The maestro unmasked!
Author criticizes the 'Greenspan Put', arguing Fed liquidity interventions fueled Wall Street's addiction to easy-credit speculation.
- The Fed's liquidity interventions created a problematic incentive structure known as the 'Greenspan Put'.
- Easy credit and moral hazard have denatured free enterprise capitalism into speculative endeavors for Wall Street.
“ Greenspan had been Fed Chairman for just 69 days when the stock market crashed on October 19, 1987 — Black Monday. The Dow Jones fell 22.6% in a single session, the largest single-day percentage decline in history. Greenspan’s response was swift and decisive: the Fed flooded the system with liquidity, issuing a one-sentence statement guaranteeing its readiness to ‘serve as a source of liquidity to support the economic and financial system.’
In the immediate term, the intervention was arguably appropriate. But it planted a seed that would grow into a deeply problematic incentive structure. The financial community absorbed a critical lesson: the Federal Reserve under Greenspan would not allow serious market dislocations to run their natural course.
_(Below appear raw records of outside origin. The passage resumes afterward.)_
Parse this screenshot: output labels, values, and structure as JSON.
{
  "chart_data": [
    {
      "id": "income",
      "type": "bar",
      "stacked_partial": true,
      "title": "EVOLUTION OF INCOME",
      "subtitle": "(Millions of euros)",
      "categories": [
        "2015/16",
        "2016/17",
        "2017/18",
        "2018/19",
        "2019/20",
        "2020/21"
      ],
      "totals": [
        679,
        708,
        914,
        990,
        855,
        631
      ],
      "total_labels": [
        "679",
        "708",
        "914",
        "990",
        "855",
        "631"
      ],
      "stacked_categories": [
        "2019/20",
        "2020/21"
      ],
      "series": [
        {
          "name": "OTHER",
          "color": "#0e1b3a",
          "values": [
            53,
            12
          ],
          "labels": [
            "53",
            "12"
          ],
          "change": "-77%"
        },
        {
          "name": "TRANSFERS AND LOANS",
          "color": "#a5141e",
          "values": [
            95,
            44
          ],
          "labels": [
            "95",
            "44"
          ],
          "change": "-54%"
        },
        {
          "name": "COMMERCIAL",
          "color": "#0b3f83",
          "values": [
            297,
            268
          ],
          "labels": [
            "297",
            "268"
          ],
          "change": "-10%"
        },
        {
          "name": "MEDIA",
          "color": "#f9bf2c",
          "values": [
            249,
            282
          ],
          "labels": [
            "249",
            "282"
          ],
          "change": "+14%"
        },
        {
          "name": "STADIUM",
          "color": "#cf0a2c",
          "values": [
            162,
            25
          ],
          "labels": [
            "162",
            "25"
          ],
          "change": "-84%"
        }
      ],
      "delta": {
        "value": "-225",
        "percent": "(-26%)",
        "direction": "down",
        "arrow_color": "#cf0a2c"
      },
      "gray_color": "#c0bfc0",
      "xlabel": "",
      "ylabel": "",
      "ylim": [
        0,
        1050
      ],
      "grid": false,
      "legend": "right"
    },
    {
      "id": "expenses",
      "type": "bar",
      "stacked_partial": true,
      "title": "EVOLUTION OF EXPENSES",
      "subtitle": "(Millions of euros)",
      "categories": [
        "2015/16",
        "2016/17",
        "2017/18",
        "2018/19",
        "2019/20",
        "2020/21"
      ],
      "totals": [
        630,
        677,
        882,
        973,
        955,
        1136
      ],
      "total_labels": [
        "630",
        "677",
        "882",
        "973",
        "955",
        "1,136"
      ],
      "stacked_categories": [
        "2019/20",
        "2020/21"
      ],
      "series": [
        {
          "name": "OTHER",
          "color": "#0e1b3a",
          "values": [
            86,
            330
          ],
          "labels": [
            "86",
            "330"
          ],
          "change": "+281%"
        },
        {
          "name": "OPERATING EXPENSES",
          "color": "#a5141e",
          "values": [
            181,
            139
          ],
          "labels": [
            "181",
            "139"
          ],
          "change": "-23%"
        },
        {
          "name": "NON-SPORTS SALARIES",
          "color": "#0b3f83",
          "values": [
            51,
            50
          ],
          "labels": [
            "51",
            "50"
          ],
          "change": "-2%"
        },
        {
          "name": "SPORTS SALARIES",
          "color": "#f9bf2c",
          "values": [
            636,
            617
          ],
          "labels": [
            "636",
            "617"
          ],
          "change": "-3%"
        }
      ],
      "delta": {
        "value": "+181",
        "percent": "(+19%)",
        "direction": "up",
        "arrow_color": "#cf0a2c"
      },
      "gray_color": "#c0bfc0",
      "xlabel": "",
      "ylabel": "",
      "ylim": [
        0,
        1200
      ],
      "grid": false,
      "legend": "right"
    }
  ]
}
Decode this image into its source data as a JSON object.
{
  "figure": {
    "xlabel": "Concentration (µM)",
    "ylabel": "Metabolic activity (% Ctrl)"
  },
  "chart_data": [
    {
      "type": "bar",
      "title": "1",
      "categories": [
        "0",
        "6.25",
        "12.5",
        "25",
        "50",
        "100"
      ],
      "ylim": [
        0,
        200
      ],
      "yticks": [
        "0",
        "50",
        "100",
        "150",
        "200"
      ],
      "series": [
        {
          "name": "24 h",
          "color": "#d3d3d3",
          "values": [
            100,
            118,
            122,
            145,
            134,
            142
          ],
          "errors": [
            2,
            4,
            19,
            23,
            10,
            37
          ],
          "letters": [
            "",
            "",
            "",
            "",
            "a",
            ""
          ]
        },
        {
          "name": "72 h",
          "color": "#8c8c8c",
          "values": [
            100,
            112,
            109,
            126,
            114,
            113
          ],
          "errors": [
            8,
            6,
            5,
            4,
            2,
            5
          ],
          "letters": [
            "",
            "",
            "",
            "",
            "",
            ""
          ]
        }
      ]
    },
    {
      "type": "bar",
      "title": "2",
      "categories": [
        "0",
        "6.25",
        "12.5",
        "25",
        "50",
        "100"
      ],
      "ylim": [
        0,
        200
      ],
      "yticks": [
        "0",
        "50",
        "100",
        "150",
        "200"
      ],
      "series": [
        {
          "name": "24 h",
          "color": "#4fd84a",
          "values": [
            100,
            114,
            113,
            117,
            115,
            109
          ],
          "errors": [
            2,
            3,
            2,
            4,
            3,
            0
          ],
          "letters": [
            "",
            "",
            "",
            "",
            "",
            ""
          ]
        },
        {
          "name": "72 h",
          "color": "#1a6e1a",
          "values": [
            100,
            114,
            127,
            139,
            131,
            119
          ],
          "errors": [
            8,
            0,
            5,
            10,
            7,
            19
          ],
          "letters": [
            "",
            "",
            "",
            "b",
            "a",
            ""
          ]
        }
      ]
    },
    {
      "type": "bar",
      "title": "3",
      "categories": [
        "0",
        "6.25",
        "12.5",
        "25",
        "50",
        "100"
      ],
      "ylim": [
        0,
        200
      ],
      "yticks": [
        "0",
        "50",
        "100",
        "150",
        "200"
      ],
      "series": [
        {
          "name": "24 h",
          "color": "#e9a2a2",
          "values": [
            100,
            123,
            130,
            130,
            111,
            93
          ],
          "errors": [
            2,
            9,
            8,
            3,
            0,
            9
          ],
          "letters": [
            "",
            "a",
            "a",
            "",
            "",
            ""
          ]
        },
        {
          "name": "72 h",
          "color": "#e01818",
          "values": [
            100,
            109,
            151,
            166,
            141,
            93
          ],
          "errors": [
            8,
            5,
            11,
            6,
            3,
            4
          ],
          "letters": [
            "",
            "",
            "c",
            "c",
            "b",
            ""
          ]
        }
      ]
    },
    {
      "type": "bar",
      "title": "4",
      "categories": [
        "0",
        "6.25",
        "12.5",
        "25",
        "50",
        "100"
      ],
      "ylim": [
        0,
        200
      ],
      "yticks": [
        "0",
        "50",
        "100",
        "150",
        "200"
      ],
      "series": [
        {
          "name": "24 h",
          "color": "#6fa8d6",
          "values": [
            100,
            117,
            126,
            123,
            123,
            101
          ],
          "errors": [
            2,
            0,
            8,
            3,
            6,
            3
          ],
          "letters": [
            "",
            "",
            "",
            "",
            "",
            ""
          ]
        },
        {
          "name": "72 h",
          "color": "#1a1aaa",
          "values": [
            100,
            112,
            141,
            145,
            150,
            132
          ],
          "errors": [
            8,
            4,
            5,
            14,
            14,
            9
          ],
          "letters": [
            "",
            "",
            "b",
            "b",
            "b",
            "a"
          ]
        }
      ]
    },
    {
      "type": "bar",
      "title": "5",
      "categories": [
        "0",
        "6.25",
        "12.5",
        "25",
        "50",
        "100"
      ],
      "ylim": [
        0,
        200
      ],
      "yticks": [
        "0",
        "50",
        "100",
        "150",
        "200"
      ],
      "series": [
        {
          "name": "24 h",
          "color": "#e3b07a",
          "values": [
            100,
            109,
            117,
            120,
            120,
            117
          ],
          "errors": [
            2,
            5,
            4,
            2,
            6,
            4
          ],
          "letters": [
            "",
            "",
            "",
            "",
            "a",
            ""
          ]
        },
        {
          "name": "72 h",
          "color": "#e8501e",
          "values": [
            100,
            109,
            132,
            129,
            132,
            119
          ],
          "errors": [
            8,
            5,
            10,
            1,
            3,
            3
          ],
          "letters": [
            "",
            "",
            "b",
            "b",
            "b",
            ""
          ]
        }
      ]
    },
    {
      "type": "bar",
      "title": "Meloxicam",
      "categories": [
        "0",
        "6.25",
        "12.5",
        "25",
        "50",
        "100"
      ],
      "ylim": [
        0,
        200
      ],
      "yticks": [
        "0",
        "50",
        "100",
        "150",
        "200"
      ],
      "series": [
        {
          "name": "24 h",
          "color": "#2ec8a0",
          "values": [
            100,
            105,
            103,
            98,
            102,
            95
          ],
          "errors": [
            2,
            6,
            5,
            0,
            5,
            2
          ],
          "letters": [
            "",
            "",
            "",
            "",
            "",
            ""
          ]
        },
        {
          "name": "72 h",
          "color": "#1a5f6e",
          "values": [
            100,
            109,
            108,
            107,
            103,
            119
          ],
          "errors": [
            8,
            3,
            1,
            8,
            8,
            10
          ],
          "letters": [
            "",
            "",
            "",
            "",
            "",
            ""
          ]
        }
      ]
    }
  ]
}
The concept later codified as ‘the Greenspan Put’ — the market’s understanding that the Fed would cut rates and inject liquidity whenever equities fell significantly — was born.”
I wrote a two parts anyone analysis on Wall Street’s greatest “ Libertarian Maestro.”
In my opinion, His greatest betrayal was single handily denaturing the core values of “ free enterprise Capitalism” into a putrid pseudo intellectual slop designed to feed Wall Street’s addiction to easy-credit financed speculative endeavors. The Maestro of “ moral hazard” lives on today; hopefully not for eternity.